弔いの宴

 たった一日で街は落ち着きを取り戻しはじめた。この戦争で〔アルゴンヌ〕における人口の約二割、2000人が亡くなった。冒険者は人口に数えられないため、一般市民で2000人、冒険者は300人ほどだった。人数は多いが、あれだけの大規模攻勢を前にして、このくらいで済んだのは幸運だったのかもしれない。当日、在駐していた冒険者はおよそ1000人。防衛戦に参加したのは一般市民含めて全体の五割に該当した。それでも、大軍を前にして勝てたのはやはり、彼と彼女の力が大きい。防衛戦に関しては彼女の圧倒的戦闘能力に依拠しており、反転攻勢に関しては彼の作戦によるものが大きい。頭脳と力を兼ね備えた二人の力はあまりにも強大だった。


 街の中では宴の準備が着々と進んでいた。ギルド支部本部の中で着々と進んでいく。だけども、つい昨日まで見ていた賑やかさからは程遠かった。宴というよりもほとんど葬式だった。彼と彼女は今次戦争の立役者として英雄と見做されていた。だけど、彼はその呼び方にいくらか納得のいっていない様子だった。シルヴィーは昨日まであんなに彼女にべったりだったのに、指揮を任せた後からすごく大人しい。
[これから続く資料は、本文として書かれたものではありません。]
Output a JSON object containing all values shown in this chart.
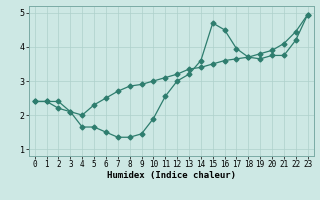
{
  "curve1_x": [
    0,
    1,
    2,
    3,
    4,
    5,
    6,
    7,
    8,
    9,
    10,
    11,
    12,
    13,
    14,
    15,
    16,
    17,
    18,
    19,
    20,
    21,
    22,
    23
  ],
  "curve1_y": [
    2.4,
    2.4,
    2.2,
    2.1,
    1.65,
    1.65,
    1.5,
    1.35,
    1.35,
    1.45,
    1.9,
    2.55,
    3.0,
    3.2,
    3.6,
    4.7,
    4.5,
    3.95,
    3.7,
    3.65,
    3.75,
    3.75,
    4.2,
    4.95
  ],
  "curve2_x": [
    0,
    1,
    2,
    3,
    4,
    5,
    6,
    7,
    8,
    9,
    10,
    11,
    12,
    13,
    14,
    15,
    16,
    17,
    18,
    19,
    20,
    21,
    22,
    23
  ],
  "curve2_y": [
    2.4,
    2.4,
    2.4,
    2.1,
    2.0,
    2.3,
    2.5,
    2.7,
    2.85,
    2.9,
    3.0,
    3.1,
    3.2,
    3.35,
    3.4,
    3.5,
    3.6,
    3.65,
    3.7,
    3.8,
    3.9,
    4.1,
    4.45,
    4.95
  ],
  "line_color": "#2e7d6e",
  "bg_color": "#cde8e4",
  "grid_color": "#aed0cb",
  "xlabel": "Humidex (Indice chaleur)",
  "xlim": [
    -0.5,
    23.5
  ],
  "ylim": [
    0.8,
    5.2
  ],
  "yticks": [
    1,
    2,
    3,
    4,
    5
  ],
  "xticks": [
    0,
    1,
    2,
    3,
    4,
    5,
    6,
    7,
    8,
    9,
    10,
    11,
    12,
    13,
    14,
    15,
    16,
    17,
    18,
    19,
    20,
    21,
    22,
    23
  ],
  "tick_fontsize": 5.5,
  "xlabel_fontsize": 6.5,
  "marker_size": 2.5,
  "line_width": 0.9
}
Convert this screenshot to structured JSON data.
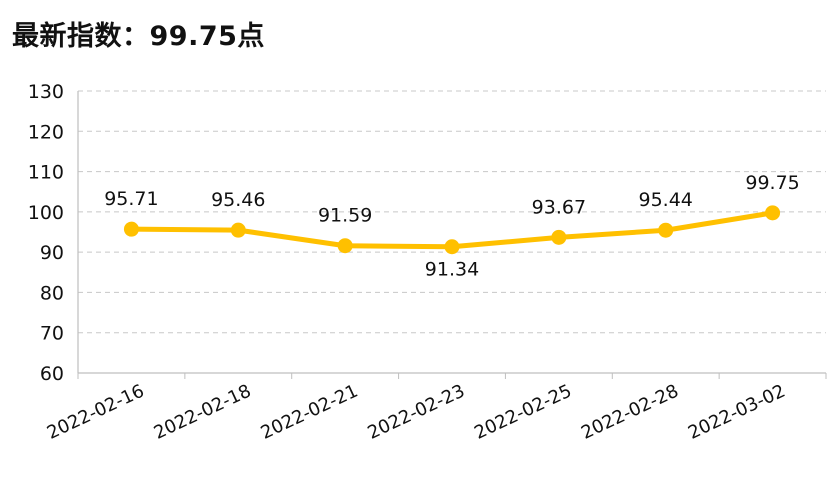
{
  "headline": {
    "label": "最新指数：",
    "value": "99.75",
    "unit": "点"
  },
  "chart_data": {
    "type": "line",
    "title": "",
    "xlabel": "",
    "ylabel": "",
    "x": [
      "2022-02-16",
      "2022-02-18",
      "2022-02-21",
      "2022-02-23",
      "2022-02-25",
      "2022-02-28",
      "2022-03-02"
    ],
    "series": [
      {
        "values": [
          95.71,
          95.46,
          91.59,
          91.34,
          93.67,
          95.44,
          99.75
        ]
      }
    ],
    "data_labels": [
      "95.71",
      "95.46",
      "91.59",
      "91.34",
      "93.67",
      "95.44",
      "99.75"
    ],
    "ylim": [
      60,
      130
    ],
    "yticks": [
      60,
      70,
      80,
      90,
      100,
      110,
      120,
      130
    ],
    "grid": "horizontal dashed",
    "legend": "none",
    "colors": {
      "line": "#FFC000",
      "grid": "#C8C8C8",
      "axis": "#BFBFBF"
    }
  }
}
 そんな空気の中宴が始まるが、みんな黙々と酒を飲むだけで、会話という会話はなかった。ある人はその場で泣き始め、ある人はただ目を瞑っている。アルフレッドも何も言葉を発しない。


 とうとう、彼は見かねて立ち上がり、全員の前に出ていき、声を出した。

「酒の席で、湿ったれた顔をされると酒が不味くなる」

 彼は悪態をついてみせる。その発言を聞いて、顔を俯いていた全員が彼の方を向く。

「死を悲しむなとは言わない。死を怒るなとも言わない。だけどな、俺たちは勝ったんだ。犠牲なき勝利に意味はない。俺たちができるのは、死者にできないこと。死者はもう笑わない! 死者はもう泣かない! 忘れるなとは言わない。弔いたければ葬式を開け。今日を生きたことを喜べ! この言葉が酷に聞こえるのかもしれない。俺の言葉は上辺だけに聞こえるかもしれない。ならば、ならばこそだ、誰が真の英雄で、誰が最も勇気ある人間か、わかるはずだ。メランコリーなど後でいくらでも時間はある。死者を讃えよ! これこそが、俺たちにできる唯一の救いだ。死者に意味を与えてやれ! その死は俺たちを悲しまさせるだけではないことを! 笑え! 騒げ! 悲しめ! 怒れ! 感情を全て出してみろ! 俺たちは前に進まなくてはならない。今日をその日にしよう。俺たちが前に進む日に、死者との別れを済まそう。俺たちは生きているのだから……、さあ、飲もう!」


 言葉は不思議なものだ。彼が語りかける言葉に中身はない。彼が思ったことではあるが、彼の本心はどうでも良かった。彼らが生きようが死のうが、それはその日の運でしかなく、理不尽だとわめいたとしてもそれを呪うことは出来ても、声を荒げて怒ることに意味はない。メランコリーは人の足を止めてしまう。戦争は始まってしまった。過去を後悔することは老いたあといくらでも出来る。

 だが、彼の言葉は中身がなかったはずなのに、戦士達の間でそれは意味のある記号となりそして、形を作っていく。戦士達は彼の言葉に触発され勢いを思い出した。戦士達は酒を飲み、共に仲間の死を悼み、生きていることを喜び、明日を迎えた。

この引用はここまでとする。